Vi este filme pela segunda vez há pouco. Da primeira, há poucos meses atrás, a pretensão de escrever um post sobre ele tornou-se impossível por haver demasiadas camadas de compreensão para descortinar neste filme, o que tornou a sua intelectualização em palavras um acto que ultrapassou completamente as minhas capacidades.

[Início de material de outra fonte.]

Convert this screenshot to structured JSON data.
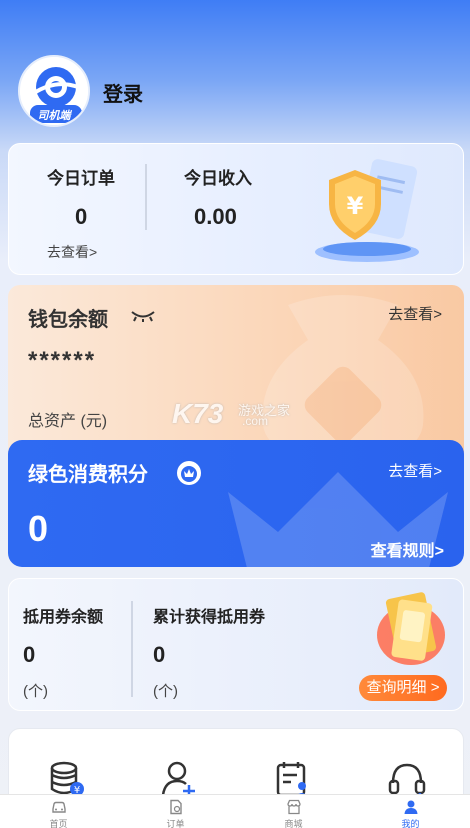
{
  "header": {
    "login_label": "登录",
    "avatar_badge": "司机端"
  },
  "orders_card": {
    "today_orders_label": "今日订单",
    "today_orders_value": "0",
    "view_link": "去查看>",
    "today_income_label": "今日收入",
    "today_income_value": "0.00"
  },
  "wallet_card": {
    "title": "钱包余额",
    "masked_balance": "******",
    "view_link": "去查看>",
    "total_assets_label": "总资产 (元)"
  },
  "green_points_card": {
    "title": "绿色消费积分",
    "value": "0",
    "view_link": "去查看>",
    "rules_link": "查看规则>"
  },
  "coupon_card": {
    "balance_label": "抵用券余额",
    "balance_value": "0",
    "balance_unit": "(个)",
    "earned_label": "累计获得抵用券",
    "earned_value": "0",
    "earned_unit": "(个)",
    "query_button": "查询明细 >"
  },
  "watermark": {
    "brand": "K73",
    "text": "游戏之家",
    "domain": ".com"
  },
  "services": [
    {
      "icon": "coins-icon"
    },
    {
      "icon": "add-user-icon"
    },
    {
      "icon": "calendar-user-icon"
    },
    {
      "icon": "headset-icon"
    }
  ],
  "tabbar": {
    "items": [
      {
        "label": "首页",
        "icon": "car-icon",
        "active": false
      },
      {
        "label": "订单",
        "icon": "order-icon",
        "active": false
      },
      {
        "label": "商城",
        "icon": "store-icon",
        "active": false
      },
      {
        "label": "我的",
        "icon": "user-icon",
        "active": true
      }
    ]
  },
  "colors": {
    "primary_blue": "#2f6af2",
    "wallet_orange": "#fbd6b8",
    "query_button_orange": "#ff6a1f"
  }
}
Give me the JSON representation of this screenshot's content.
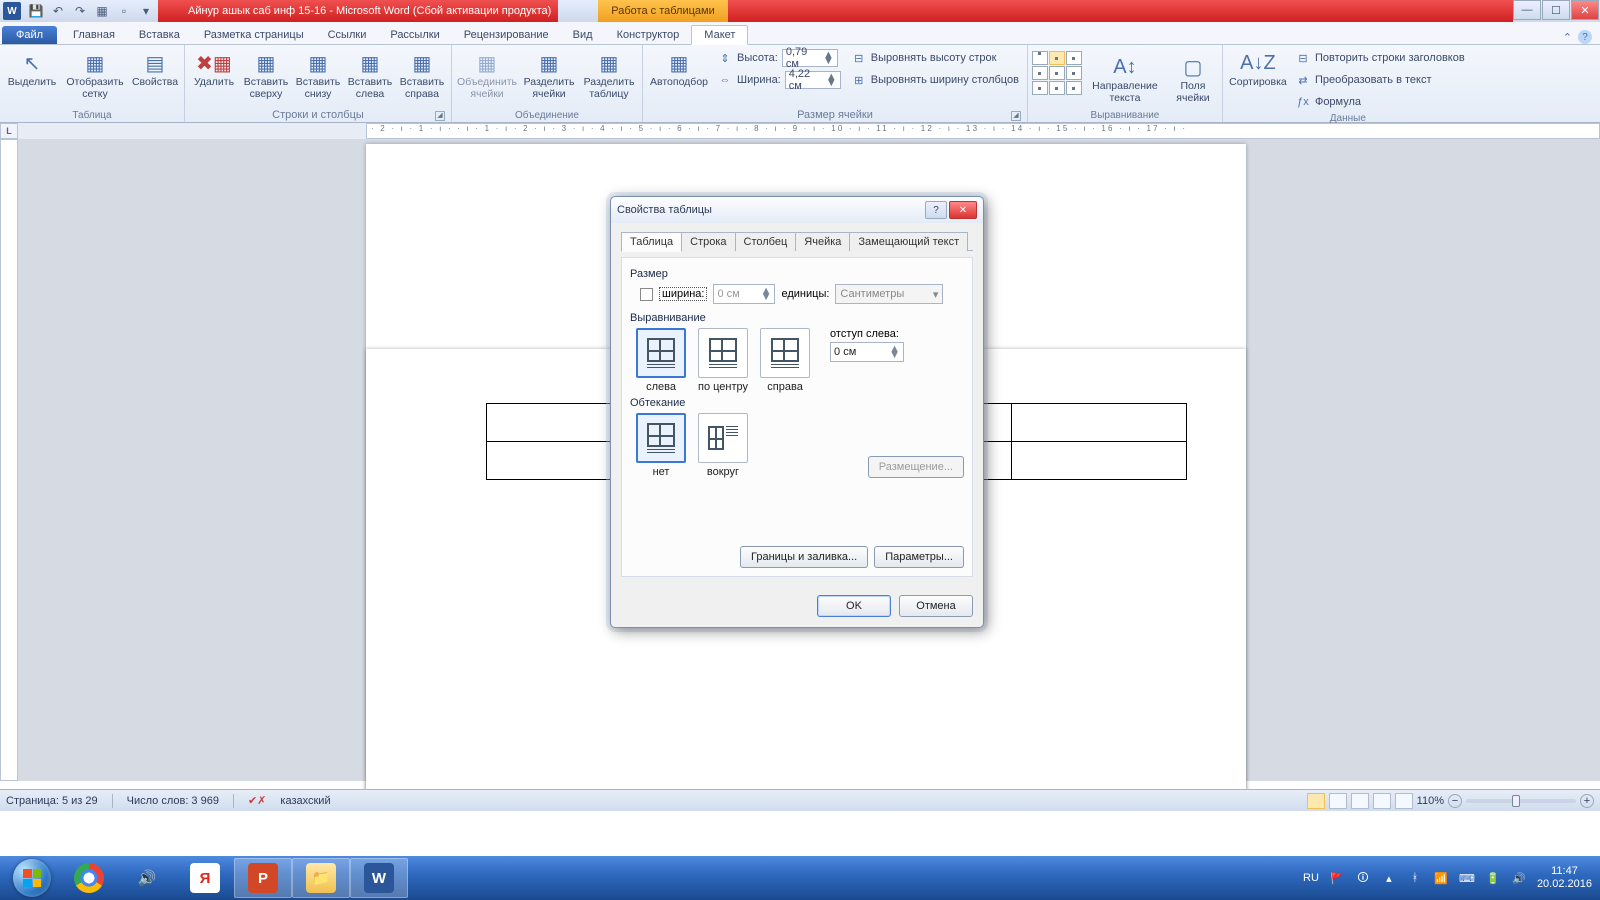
{
  "titlebar": {
    "doc_title": "Айнур ашык саб инф 15-16  -  Microsoft Word (Сбой активации продукта)",
    "context_title": "Работа с таблицами"
  },
  "tabs": {
    "file": "Файл",
    "list": [
      "Главная",
      "Вставка",
      "Разметка страницы",
      "Ссылки",
      "Рассылки",
      "Рецензирование",
      "Вид"
    ],
    "ctx": [
      "Конструктор",
      "Макет"
    ],
    "active": "Макет"
  },
  "ribbon": {
    "g_table": {
      "label": "Таблица",
      "select": "Выделить",
      "grid": "Отобразить сетку",
      "props": "Свойства"
    },
    "g_rowscols": {
      "label": "Строки и столбцы",
      "del": "Удалить",
      "ins_top": "Вставить сверху",
      "ins_bot": "Вставить снизу",
      "ins_left": "Вставить слева",
      "ins_right": "Вставить справа"
    },
    "g_merge": {
      "label": "Объединение",
      "merge": "Объединить ячейки",
      "split": "Разделить ячейки",
      "splittbl": "Разделить таблицу"
    },
    "g_size": {
      "label": "Размер ячейки",
      "autofit": "Автоподбор",
      "h_lbl": "Высота:",
      "h_val": "0,79 см",
      "w_lbl": "Ширина:",
      "w_val": "4,22 см",
      "dist_rows": "Выровнять высоту строк",
      "dist_cols": "Выровнять ширину столбцов"
    },
    "g_align": {
      "label": "Выравнивание",
      "dir": "Направление текста",
      "margins": "Поля ячейки"
    },
    "g_data": {
      "label": "Данные",
      "sort": "Сортировка",
      "repeat": "Повторить строки заголовков",
      "convert": "Преобразовать в текст",
      "formula": "Формула"
    }
  },
  "dialog": {
    "title": "Свойства таблицы",
    "tabs": [
      "Таблица",
      "Строка",
      "Столбец",
      "Ячейка",
      "Замещающий текст"
    ],
    "active_tab": "Таблица",
    "size_section": "Размер",
    "width_chk": "ширина:",
    "width_val": "0 см",
    "units_lbl": "единицы:",
    "units_val": "Сантиметры",
    "align_section": "Выравнивание",
    "align_left": "слева",
    "align_center": "по центру",
    "align_right": "справа",
    "indent_lbl": "отступ слева:",
    "indent_val": "0 см",
    "wrap_section": "Обтекание",
    "wrap_none": "нет",
    "wrap_around": "вокруг",
    "placement_btn": "Размещение...",
    "borders_btn": "Границы и заливка...",
    "options_btn": "Параметры...",
    "ok": "OK",
    "cancel": "Отмена"
  },
  "statusbar": {
    "page": "Страница: 5 из 29",
    "words": "Число слов: 3 969",
    "lang": "казахский",
    "zoom": "110%"
  },
  "taskbar": {
    "lang": "RU",
    "time": "11:47",
    "date": "20.02.2016"
  },
  "ruler": "· 2 · ı · 1 · ı ·  · ı · 1 · ı · 2 · ı · 3 · ı · 4 · ı · 5 · ı · 6 · ı · 7 · ı · 8 · ı · 9 · ı · 10 · ı · 11 · ı · 12 · ı · 13 · ı · 14 · ı · 15 · ı · 16 · ı · 17 · ı ·"
}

Clicar aqui para ouvir a banda sonora |
O enredo é complexo, e essa complexidade vai entropicamente crescendo ao longo do filme, às vezes demasiado, aparentemente, mas não poderia ser de outra forma quando o objectivo é compreender o ser humano, ir mesmo a fundo nessa busca, e ainda reproduzir artisticamente toda a sua riqueza comportamental, das emoções aos sentimentos, com ênfase nos medos e desejos humanos. No filme, o protagonista deseja ir além do seu criador: alguém com génio capaz de sintetizar numa obra cinematográfica a natureza humana, Charlie Kaufman - argumentista que já antes vinha abordando e reflectindo sobre o assunto nos seus anteriores filmes como Eternal Sunshine of the Spotless Mind, Adaptation, Human Nature e Being John Malkovich. Não me lembro de ver noutro filme uma busca tão abrangente acerca do comportamento humano, descendo tão fundo aos seus sentimentos como ao pensamentos; talvez um título: Magnólia - filme onde também participa Philip Seymour Hoffman.
Caden analisando papeis escritos com pensamentos íntimos de várias pessoas |
Charlie Kaufman explora como nunca o fez a dialéctica que há entre a aparência e a essência, forma e conteúdo, enquanto se deixa emaranhar numa teia de percepções da realidade por parte dos personagens em que a realidade subjectiva e a concreta se torna difusa também para o espectador, buscando por respostas que, em vez de as descortinar e encontrar harmonia, gera cada vez mais e mais perguntas. Quanto mais são as questões novas, maior é a tensão e a ansiedade. O protagonista é reflexo maior no filme disto: psicótico com terríveis falhas de auto-percepção que cria uma megalómana obra de teatro com o obsessivo objectivo de investigar a essência de cada ser humano; nessa sua luta por fazer sentido, e pela sua existência, termina por se admitir (ou talvez resignar-se) e compreender que é como todos os outros seres humanos; o protagonista - argumentista e encenador - é também todos os personagens e essas pessoas são também o protagonista, isto é, uma sinédoque.
É um dos mais impressionantes filmes que vi, sobretudo pelo peculiar estilo de escrita. Sem dúvida um dos meus favoritos.